Maryland's 6th District Features a Different Brand of Big Money
Across the D.C. suburbs in Maryland's 6th district, the dynamic is less about outside groups and more about personal wealth. David Trone, the founder of Total Wine & More who gave up the seat last cycle to mount a failed Senate run, has loaned his campaign a staggering $25 million in his bid to reclaim it. Rep. April McClain Delaney — whose husband John Delaney, a wealthy businessman, previously held the same seat — has loaned her campaign $7.4 million. Protect Progress has also entered this race late, spending more than $500,000 in McClain Delaney's favor. Both candidates are considered moderate, establishment-aligned Democrats, and their campaigns have largely focused on competing anti-Trump credentials rather than drawing any substantive ideological contrast.

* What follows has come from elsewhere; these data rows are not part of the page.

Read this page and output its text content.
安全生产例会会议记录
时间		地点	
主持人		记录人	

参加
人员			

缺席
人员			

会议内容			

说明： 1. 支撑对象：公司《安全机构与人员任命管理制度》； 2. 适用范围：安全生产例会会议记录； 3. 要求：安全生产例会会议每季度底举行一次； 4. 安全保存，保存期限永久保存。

Progressive candidates, including former Consumer Financial Protection Bureau official Alexis Goldstein, are also running but have raised comparatively negligible sums.
The Maryland races illustrate a structural reality of post-Citizens United campaign finance: outside money can now dwarf candidate spending in a single district, and the candidates being helped by it may have no practical recourse — or ability to control the message.